Noventa años no se cumplen todos los días. Y si, además, como es el caso de Nelly Raquel Sturla -mi queridísima madre- te anima un espíritu indómito de viajar por el mundo, la idea de celebrar la ocasión en un lugar para el recuerdo se vuelve un plan fuertemente seductor. Mi vieja jugueteaba con la idea de elegir un destino especial, único, insuperable. Después de varias idas y venidas, al final optó por la isla de Malta. La motivó la lectura sobre los ocultos encantos de un archipiélago casi perdido al sur del mar Mediterráneo, a medio camino entre Europa y África, que algunos estudiosos sugieren podría ser parte de los restos de la sumergida ciudad de Atlantis.
Con más de siete mil años de historia y un descomunal legado arquitectónico, cultural e histórico, este grupo de tres islas ostenta atractivos auténticamente singulares. Allí se asientan algunos de los templos más antiguos de la humanidad; sus tierras, de belleza austera, aunque impactante, están saturada de poblados pintorescos, con calles blancas y amarillentas, que contrastan con sus costas de un mar azul intenso. Resalta la majestuosidad de los palacios de los caballeros de la Orden de San Juan, la profusión de iglesias, imágenes religiosas y la imponencia de sus principales ciudades: La Valeta, Mdina y Victoria. Gozo, una islita tan fascinante como despojada, es una de las mecas para los amantes del buceo en el Mediterráneo.
Mi expectativa, confieso, estaba condicionada. “Es una isla rocosa, sin playas bonitas y con un clima sofocante en el verano”, había escuchado de boca de algunas amistades.

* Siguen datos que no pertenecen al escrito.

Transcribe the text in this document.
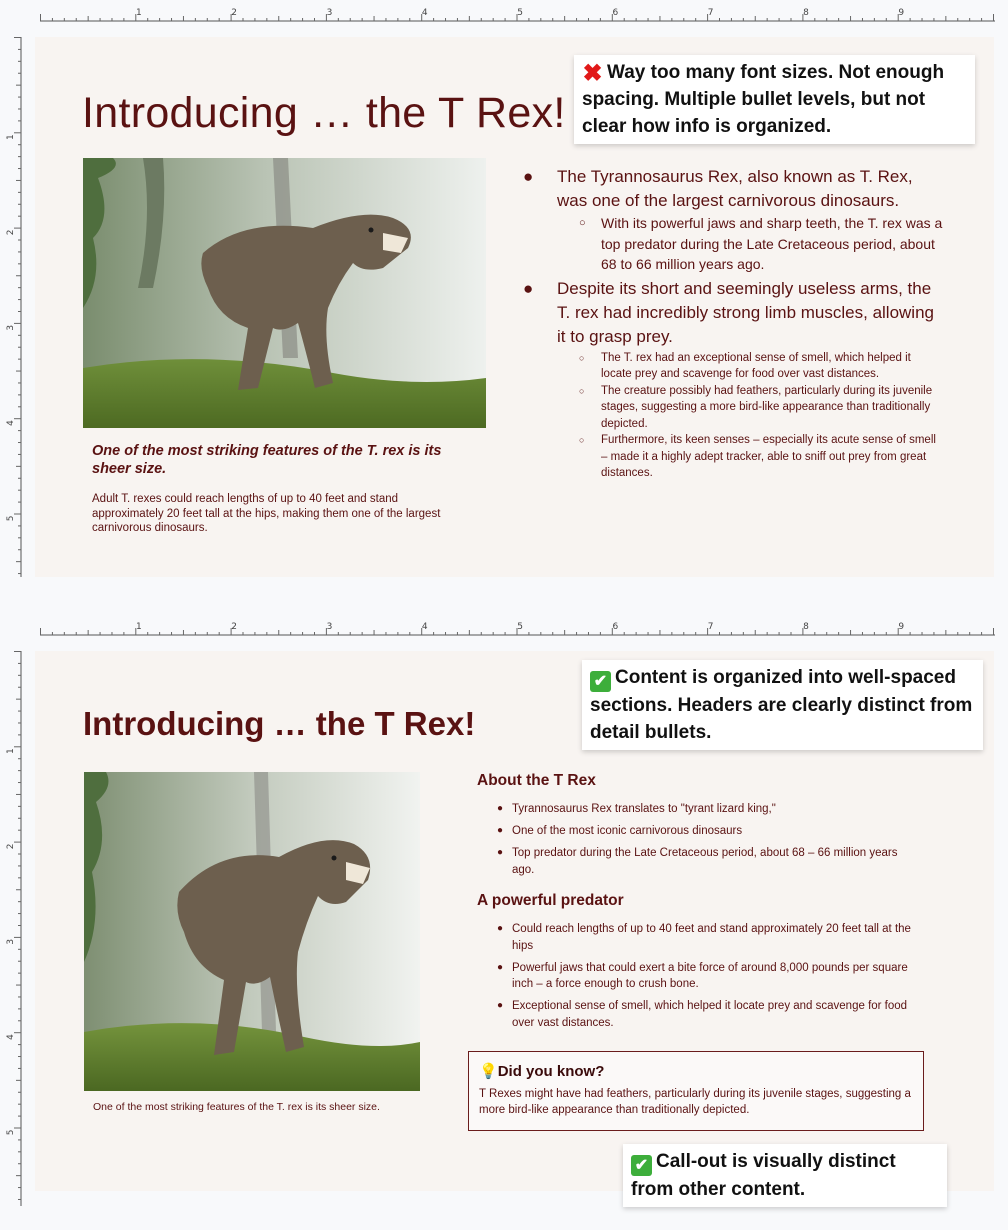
1	2	3	4	5	6	7	8	9
1
2
3
4
5
Introducing … the T Rex!
One of the most striking features of the T. rex is its sheer size.
Adult T. rexes could reach lengths of up to 40 feet and stand approximately 20 feet tall at the hips, making them one of the largest carnivorous dinosaurs.
●	The Tyrannosaurus Rex, also known as T. Rex, was one of the largest carnivorous dinosaurs.
○	With its powerful jaws and sharp teeth, the T. rex was a top predator during the Late Cretaceous period, about 68 to 66 million years ago.
●	Despite its short and seemingly useless arms, the T. rex had incredibly strong limb muscles, allowing it to grasp prey.
○	The T. rex had an exceptional sense of smell, which helped it locate prey and scavenge for food over vast distances.
○	The creature possibly had feathers, particularly during its juvenile stages, suggesting a more bird-like appearance than traditionally depicted.
○	Furthermore, its keen senses – especially its acute sense of smell – made it a highly adept tracker, able to sniff out prey from great distances.
✖ Way too many font sizes. Not enough spacing. Multiple bullet levels, but not clear how info is organized.
1	2	3	4	5	6	7	8	9
1
2
3
4
5
Introducing … the T Rex!
One of the most striking features of the T. rex is its sheer size.
About the T Rex
● Tyrannosaurus Rex translates to "tyrant lizard king,"
● One of the most iconic carnivorous dinosaurs
● Top predator during the Late Cretaceous period, about 68 – 66 million years ago.
A powerful predator
● Could reach lengths of up to 40 feet and stand approximately 20 feet tall at the hips
● Powerful jaws that could exert a bite force of around 8,000 pounds per square inch – a force enough to crush bone.
● Exceptional sense of smell, which helped it locate prey and scavenge for food over vast distances.
💡Did you know?
T Rexes might have had feathers, particularly during its juvenile stages, suggesting a more bird-like appearance than traditionally depicted.
✔ Content is organized into well-spaced sections. Headers are clearly distinct from detail bullets.
✔ Call-out is visually distinct from other content.
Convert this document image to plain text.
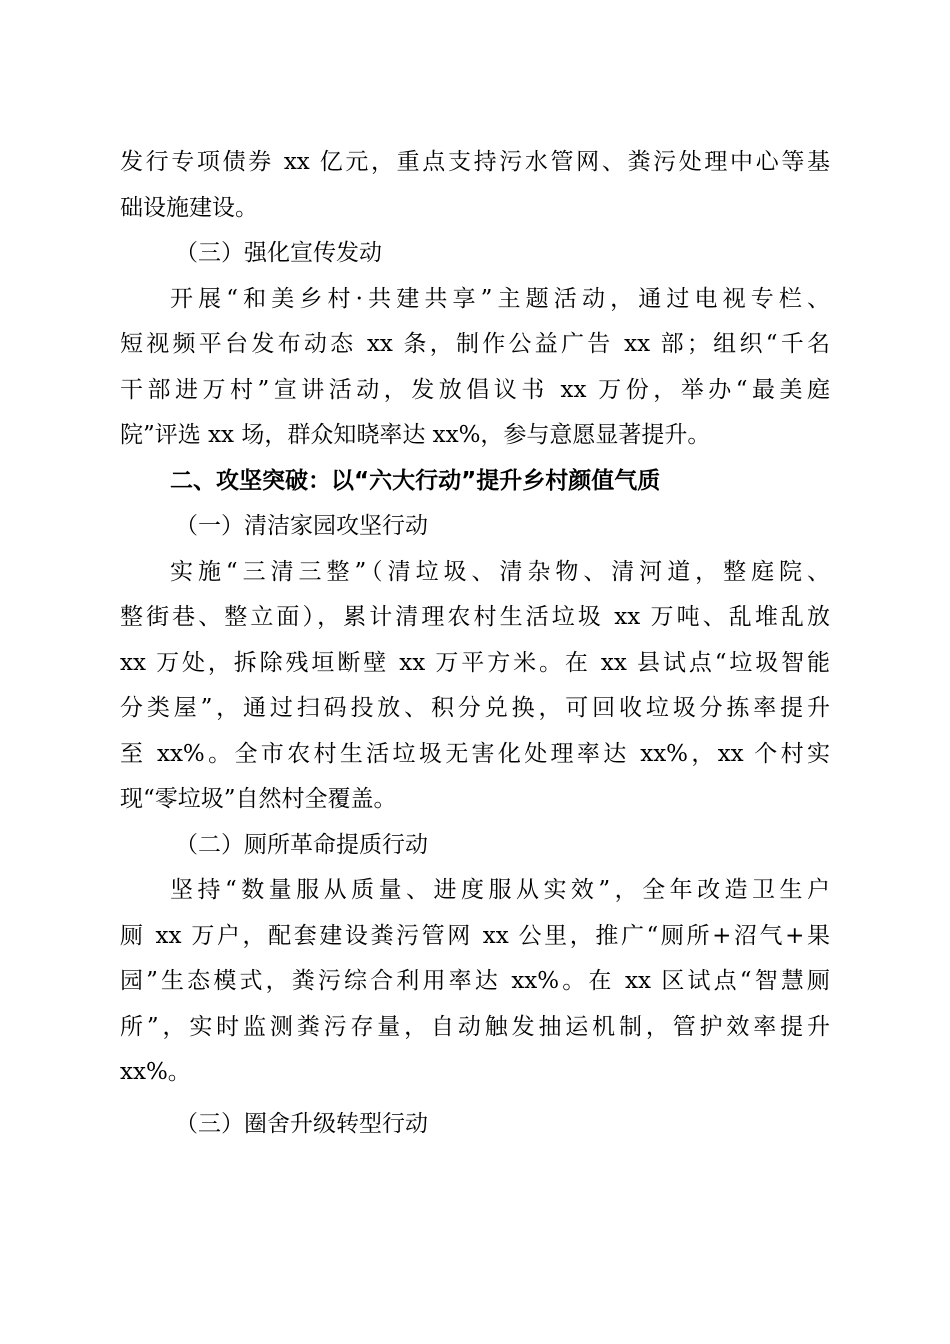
发行专项债券 xx 亿元，重点支持污水管网、粪污处理中心等基
础设施建设。
（三）强化宣传发动
开展“和美乡村·共建共享”主题活动，通过电视专栏、
短视频平台发布动态 xx 条，制作公益广告 xx 部；组织“千名
干部进万村”宣讲活动，发放倡议书 xx 万份，举办“最美庭
院”评选 xx 场，群众知晓率达 xx%，参与意愿显著提升。
二、攻坚突破：以“六大行动”提升乡村颜值气质
（一）清洁家园攻坚行动
实施“三清三整”（清垃圾、清杂物、清河道，整庭院、
整街巷、整立面），累计清理农村生活垃圾 xx 万吨、乱堆乱放
xx 万处，拆除残垣断壁 xx 万平方米。在 xx 县试点“垃圾智能
分类屋”，通过扫码投放、积分兑换，可回收垃圾分拣率提升
至 xx%。全市农村生活垃圾无害化处理率达 xx%，xx 个村实
现“零垃圾”自然村全覆盖。
（二）厕所革命提质行动
坚持“数量服从质量、进度服从实效”，全年改造卫生户
厕 xx 万户，配套建设粪污管网 xx 公里，推广“厕所+沼气+果
园”生态模式，粪污综合利用率达 xx%。在 xx 区试点“智慧厕
所”，实时监测粪污存量，自动触发抽运机制，管护效率提升
xx%。
（三）圈舍升级转型行动
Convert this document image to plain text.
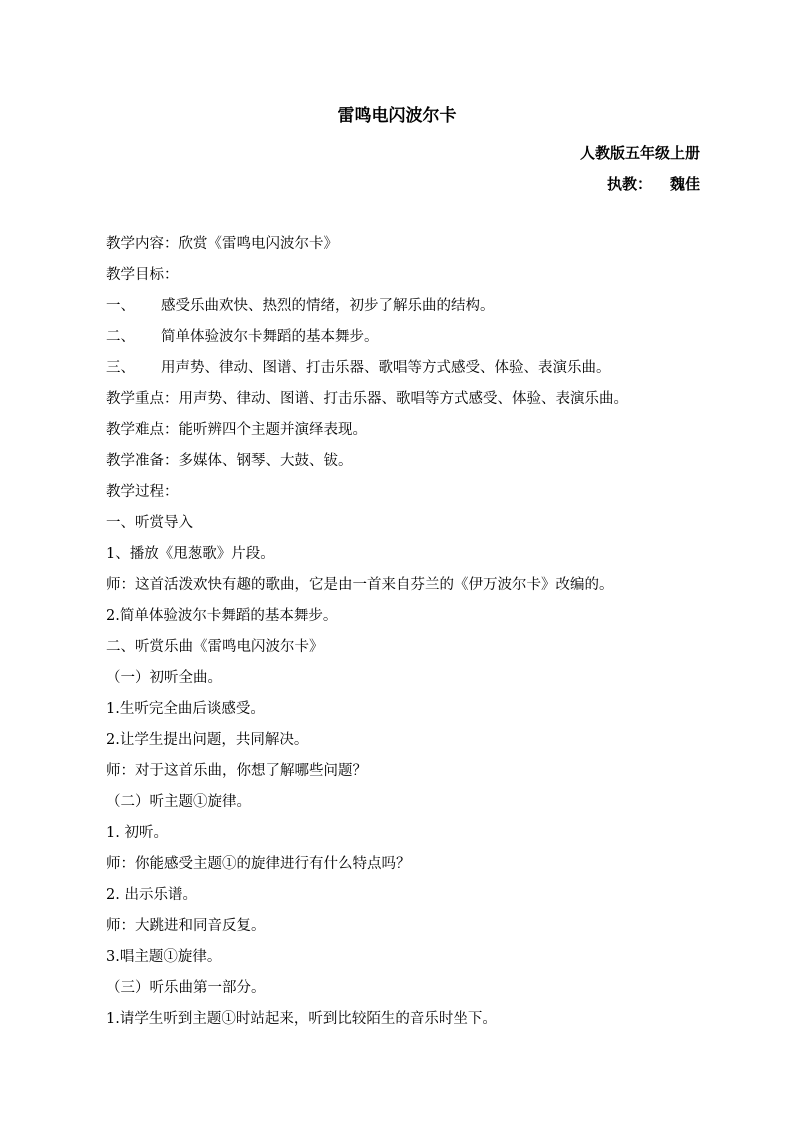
雷鸣电闪波尔卡
人教版五年级上册
执教： 魏佳
教学内容：欣赏《雷鸣电闪波尔卡》
教学目标：
一、 感受乐曲欢快、热烈的情绪，初步了解乐曲的结构。
二、 简单体验波尔卡舞蹈的基本舞步。
三、 用声势、律动、图谱、打击乐器、歌唱等方式感受、体验、表演乐曲。
教学重点：用声势、律动、图谱、打击乐器、歌唱等方式感受、体验、表演乐曲。
教学难点：能听辨四个主题并演绎表现。
教学准备：多媒体、钢琴、大鼓、钹。
教学过程：
一、听赏导入
1、播放《甩葱歌》片段。
师：这首活泼欢快有趣的歌曲，它是由一首来自芬兰的《伊万波尔卡》改编的。
2.简单体验波尔卡舞蹈的基本舞步。
二、听赏乐曲《雷鸣电闪波尔卡》
（一）初听全曲。
1.生听完全曲后谈感受。
2.让学生提出问题，共同解决。
师：对于这首乐曲，你想了解哪些问题？
（二）听主题①旋律。
1. 初听。
师：你能感受主题①的旋律进行有什么特点吗？
2. 出示乐谱。
师：大跳进和同音反复。
3.唱主题①旋律。
（三）听乐曲第一部分。
1.请学生听到主题①时站起来，听到比较陌生的音乐时坐下。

Con total franqueza, desconocía buena parte de su rica historia y su cultura milenaria. Como contrapartida, había recibido excelentes referencias de un colega periodista maltés, Matthew Caruana Galizia, a quien tuve oportunidad de conocer luego de una tragedia personal, semanas después de que su madre fuera brutalmente asesinada tras estallar un artefacto explosivo cuando viajaba en su automóvil.